La mayoría de los poemas de Crucelia tienen esa síntesis ganada a fuerza de extraer lo fundamental de la experiencia
Tengo por convicción que la sencillez alcanzada por un poeta es la dificultad mayor a la que se enfrenta su poesía. Íntimo fulgor, libro conmemorativo de Crucelia Hernández Hernández, se sitúa en el espacio emancipado de esa la liberación que se alcanza cuando la sencillez ha cumplido el ciclo vital del conocimiento y arriba al sitio de grandeza del espíritu, pero, ante todo, al sitio donde el ser humano vive dentro de su generosa y transparente integridad.

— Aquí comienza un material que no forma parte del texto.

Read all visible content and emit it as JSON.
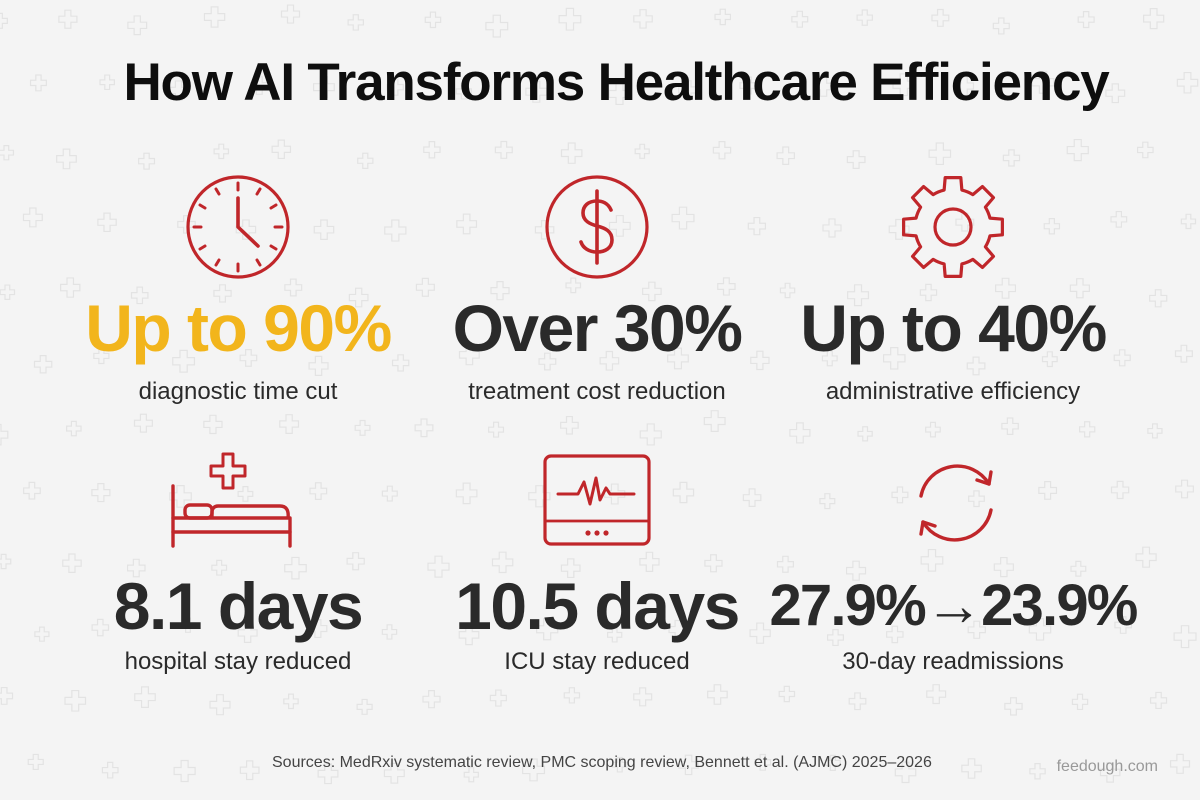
{
  "title": "How AI Transforms Healthcare Efficiency",
  "stats": [
    {
      "icon": "clock-icon",
      "value": "Up to 90%",
      "caption": "diagnostic time cut",
      "highlight": true
    },
    {
      "icon": "dollar-icon",
      "value": "Over 30%",
      "caption": "treatment cost reduction",
      "highlight": false
    },
    {
      "icon": "gear-icon",
      "value": "Up to 40%",
      "caption": "administrative efficiency",
      "highlight": false
    },
    {
      "icon": "hospital-bed-icon",
      "value": "8.1 days",
      "caption": "hospital stay reduced",
      "highlight": false
    },
    {
      "icon": "heart-monitor-icon",
      "value": "10.5 days",
      "caption": "ICU stay reduced",
      "highlight": false
    },
    {
      "icon": "refresh-icon",
      "value": "27.9%→23.9%",
      "caption": "30-day readmissions",
      "highlight": false
    }
  ],
  "colors": {
    "accent": "#c0262a",
    "highlight": "#f2b51c",
    "text": "#2a2a2a",
    "background": "#f4f4f4"
  },
  "sources": "Sources: MedRxiv systematic review, PMC scoping review, Bennett et al. (AJMC) 2025–2026",
  "brand": "feedough.com"
}
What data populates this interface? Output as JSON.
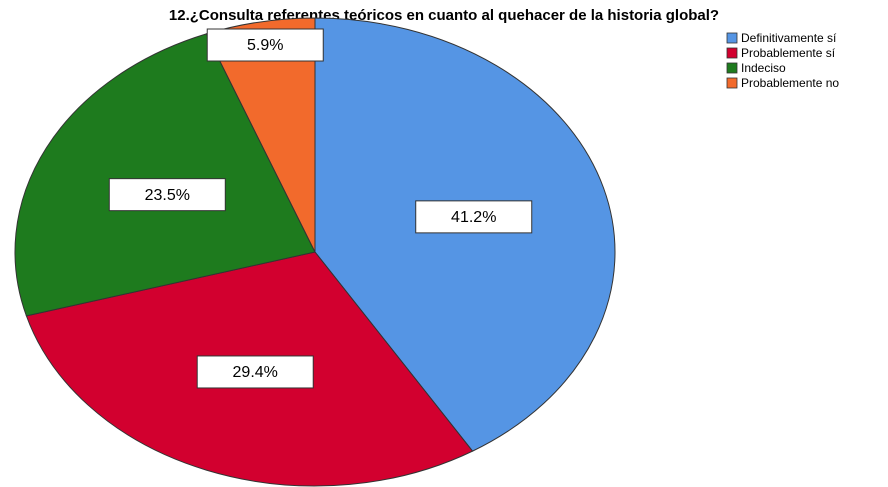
{
  "chart_data": {
    "type": "pie",
    "title": "12.¿Consulta referentes teóricos en cuanto al quehacer de la historia global?",
    "categories": [
      "Definitivamente sí",
      "Probablemente sí",
      "Indeciso",
      "Probablemente no"
    ],
    "values": [
      41.2,
      29.4,
      23.5,
      5.9
    ],
    "value_labels": [
      "41.2%",
      "29.4%",
      "23.5%",
      "5.9%"
    ],
    "colors": [
      "#5595e4",
      "#d2002f",
      "#1e7b1e",
      "#f26a2c"
    ],
    "legend": "upper right"
  }
}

No es menos cierto que cuando me enfrenté a los poemas de este libro reviví las lecturas de esas obras tenidas como canon para cualquiera que se acerque al conocimiento oriental, textos como los Vedas, los Upanishads, el I Ching. La razón es la siguiente: en cada uno de los poemas, Crucelia Hernández Hernández es espiritualidad.

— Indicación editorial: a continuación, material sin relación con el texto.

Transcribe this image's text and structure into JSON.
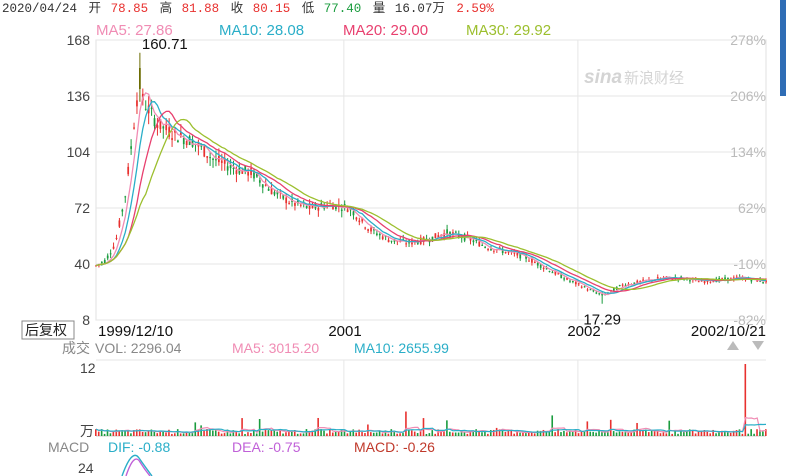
{
  "header": {
    "date": "2020/04/24",
    "open_label": "开",
    "open": "78.85",
    "high_label": "高",
    "high": "81.88",
    "close_label": "收",
    "close": "80.15",
    "low_label": "低",
    "low": "77.40",
    "volume_label": "量",
    "volume": "16.07万",
    "change": "2.59%"
  },
  "ma_legend": [
    {
      "label": "MA5: 27.86",
      "color": "#f08cb4"
    },
    {
      "label": "MA10: 28.08",
      "color": "#2aaec8"
    },
    {
      "label": "MA20: 29.00",
      "color": "#e8406f"
    },
    {
      "label": "MA30: 29.92",
      "color": "#9cbf2e"
    }
  ],
  "watermark": "新浪财经",
  "fuquan_button": "后复权",
  "volume_panel": {
    "title": "成交",
    "vol": "VOL: 2296.04",
    "ma5": "MA5: 3015.20",
    "ma10": "MA10: 2655.99",
    "axis_top": "12",
    "unit": "万"
  },
  "macd_panel": {
    "title": "MACD",
    "dif": "DIF: -0.88",
    "dea": "DEA: -0.75",
    "macd": "MACD: -0.26",
    "axis_top": "24"
  },
  "colors": {
    "up": "#e8312f",
    "down": "#1a9c3e",
    "grid": "#e6e6e6",
    "peak_bar": "#6b6b00",
    "ma5": "#f08cb4",
    "ma10": "#2aaec8",
    "ma20": "#e8406f",
    "ma30": "#9cbf2e",
    "dif": "#2aaec8",
    "dea": "#c060d8"
  },
  "chart_data": {
    "type": "candlestick",
    "x_tick_labels": [
      "1999/12/10",
      "2001",
      "2002",
      "2002/10/21"
    ],
    "y_ticks_left": [
      168,
      136,
      104,
      72,
      40,
      8
    ],
    "y_ticks_right": [
      "278%",
      "206%",
      "134%",
      "62%",
      "-10%",
      "-82%"
    ],
    "ylim": [
      8,
      168
    ],
    "annotations": [
      {
        "label": "160.71",
        "date": "2000/02",
        "value": 160.71,
        "kind": "high"
      },
      {
        "label": "17.29",
        "date": "2002/02",
        "value": 17.29,
        "kind": "low"
      }
    ],
    "price_trend": {
      "dates": [
        "1999/12/10",
        "1999/12/25",
        "2000/01/10",
        "2000/01/25",
        "2000/02/05",
        "2000/02/15",
        "2000/02/25",
        "2000/03/15",
        "2000/04/10",
        "2000/05/10",
        "2000/06/10",
        "2000/07/10",
        "2000/08/10",
        "2000/09/10",
        "2000/10/10",
        "2000/11/10",
        "2000/12/10",
        "2001/01/10",
        "2001/02/10",
        "2001/03/10",
        "2001/04/10",
        "2001/05/10",
        "2001/06/10",
        "2001/07/10",
        "2001/08/10",
        "2001/09/10",
        "2001/10/10",
        "2001/11/10",
        "2001/12/10",
        "2002/01/15",
        "2002/02/10",
        "2002/03/10",
        "2002/04/10",
        "2002/05/10",
        "2002/06/10",
        "2002/07/10",
        "2002/08/10",
        "2002/09/10",
        "2002/10/21"
      ],
      "close": [
        39,
        42,
        52,
        78,
        110,
        140,
        132,
        120,
        114,
        110,
        100,
        95,
        92,
        82,
        75,
        72,
        74,
        72,
        60,
        54,
        52,
        54,
        58,
        55,
        50,
        47,
        44,
        38,
        32,
        26,
        22,
        28,
        30,
        32,
        32,
        30,
        31,
        32,
        30
      ]
    },
    "volume": {
      "unit": "万",
      "ylim": [
        0,
        12
      ],
      "last": 2296.04,
      "ma5": 3015.2,
      "ma10": 2655.99
    },
    "macd": {
      "dif": -0.88,
      "dea": -0.75,
      "macd": -0.26
    }
  }
}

Por otra parte, me llama la atención que la mayoría de los poemas tengan esa síntesis ganada a fuerza de extraer lo fundamental de la experiencia. Todo lo contrario a la retórica y a las operaciones lingüísticas de moda, hay una continua búsqueda del ser otro, de la presencia otra que se ha ido, de ese sujeto ausente que yace en la visible invisibilidad, pero que la poetisa no ha dejado de buscar y, en más de un poema, contabiliza como un bello momento del ser que se identifica con la espera.
Desde mi perspectiva, esa es la ganancia mayor, el gran momento de su poesía: la identificación con la paz integradora, la comunión incansable con la espera. Así lo demuestra un bello poema deliberadamente de concepción minimalista titulado Las horas de soñar, y reza: Dile al que vino a despertarme/ que la noche pasó inadvertida./ Las horas son testigos de todas las vigilias./ Las horas de soñar/ me despertaron.

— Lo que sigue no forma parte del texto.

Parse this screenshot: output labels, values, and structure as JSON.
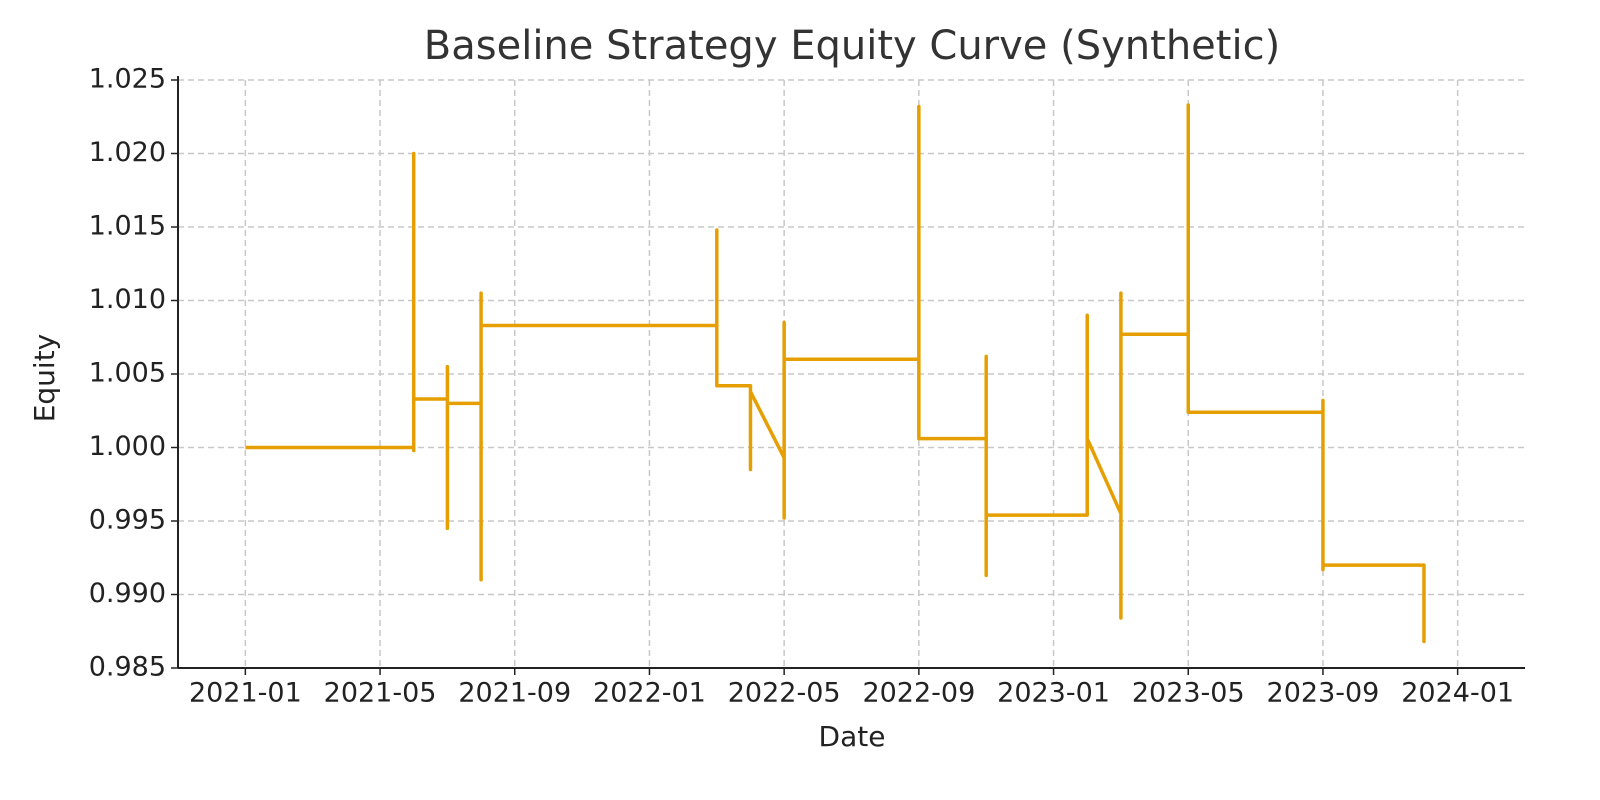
{
  "chart_data": {
    "type": "line",
    "title": "Baseline Strategy Equity Curve (Synthetic)",
    "x_label": "Date",
    "y_label": "Equity",
    "x": [
      "2021-01",
      "2021-06",
      "2021-06",
      "2021-06",
      "2021-06",
      "2021-06",
      "2021-06",
      "2021-07",
      "2021-07",
      "2021-07",
      "2021-07",
      "2021-07",
      "2021-07",
      "2021-08",
      "2021-08",
      "2021-08",
      "2021-08",
      "2021-08",
      "2022-03",
      "2022-03",
      "2022-03",
      "2022-03",
      "2022-04",
      "2022-04",
      "2022-04",
      "2022-04",
      "2022-05",
      "2022-05",
      "2022-05",
      "2022-05",
      "2022-05",
      "2022-05",
      "2022-05",
      "2022-05",
      "2022-09",
      "2022-09",
      "2022-09",
      "2022-09",
      "2022-09",
      "2022-09",
      "2022-09",
      "2022-09",
      "2022-09",
      "2022-09",
      "2022-11",
      "2022-11",
      "2022-11",
      "2022-11",
      "2022-11",
      "2023-02",
      "2023-02",
      "2023-02",
      "2023-02",
      "2023-03",
      "2023-03",
      "2023-03",
      "2023-03",
      "2023-03",
      "2023-05",
      "2023-05",
      "2023-05",
      "2023-05",
      "2023-05",
      "2023-05",
      "2023-05",
      "2023-09",
      "2023-09",
      "2023-09",
      "2023-09",
      "2023-09",
      "2023-12",
      "2023-12",
      "2023-12",
      "2023-12"
    ],
    "series": [
      {
        "name": "Equity",
        "color": "#e69f00",
        "values": [
          1.0,
          1.0,
          1.02,
          1.0115,
          1.0065,
          0.9998,
          1.0033,
          1.0033,
          1.0005,
          1.0055,
          0.9945,
          1.0042,
          1.003,
          1.003,
          0.991,
          1.0105,
          0.9995,
          1.0083,
          1.0083,
          1.0148,
          1.006,
          1.0042,
          1.0042,
          0.9985,
          1.0028,
          1.0038,
          0.9993,
          1.0048,
          1.0015,
          0.9952,
          0.9975,
          1.0085,
          1.004,
          1.006,
          1.006,
          1.0138,
          1.0095,
          1.0232,
          1.0168,
          1.0178,
          1.0082,
          1.0025,
          1.0103,
          1.0006,
          1.0006,
          1.0062,
          0.9913,
          0.9987,
          0.9954,
          0.9954,
          1.009,
          0.9975,
          1.0006,
          0.9955,
          0.9884,
          1.0103,
          1.0105,
          1.0077,
          1.0077,
          1.0148,
          1.0208,
          1.0233,
          1.0135,
          1.0088,
          1.0024,
          1.0024,
          1.0032,
          0.9917,
          0.999,
          0.992,
          0.992,
          0.9868,
          0.9918,
          0.9872
        ]
      }
    ],
    "xlim": [
      "2020-11",
      "2024-03"
    ],
    "xticks": [
      "2021-01",
      "2021-05",
      "2021-09",
      "2022-01",
      "2022-05",
      "2022-09",
      "2023-01",
      "2023-05",
      "2023-09",
      "2024-01"
    ],
    "ylim": [
      0.985,
      1.025
    ],
    "yticks": [
      0.985,
      {
        "value": 0.99,
        "label": "0.990"
      },
      0.995,
      {
        "value": 1,
        "label": "1.000"
      },
      1.005,
      {
        "value": 1.01,
        "label": "1.010"
      },
      1.015,
      {
        "value": 1.02,
        "label": "1.020"
      },
      1.025
    ],
    "grid": true
  }
}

Desde la unidad interna de lo onírico y del tiempo pareciera que la poetisa nos hablara desde todas las épocas. Cabe entonces apuntar lo siguiente: cuando se ha llegado a esa concepción, lo demás se vuelve liberación integradora, ofrecimiento pausado, no intempestivo, no traumático, sino sensual, digno, íntimo.
Años hace que, desde mi primer encuentro con la poesía de Crucelia Hernández Hernández, preví una fascinación, pero el desconocimiento, primeramente, en materia de poesía, y mi juventud, en segundo, posibilitaron que no entendiera qué sustentaba el espacio interior de una autora como la que se presentaba en ese instante con unos versos a la medida del tiempo y de la sensualidad de una voz tan ecuánime y espiritual.
El hecho de que no me enviara a casa, después de ordenarme lo que muchos poetas con cierta edad y lecturas hacen, o sea, decirles a los más jóvenes: “Léase a los clásicos”, me permitió reconocer que no estaba delante de una persona creída, sino de alguien con una comprensión impropia para estos tiempos. Con los años, de regreso a su poesía, me he convencido de que, por suerte, ella no es un clásico. Lo digo con la severidad de quien ha leído a no pocos y, para colmo, a muchos ha desechado. Sirvan los versos del poema Calla como punto de encuentro con el futuro lector que podrá tener en sus mano a toda una sensibilidad convertida en poesía: Nuestros pasos son el motivo./ El tiempo calla./ La noche no es la muerte;/ es la sombra, abrigo./ En la tristeza están los recuerdos./ La obra de Dios tiene sus términos.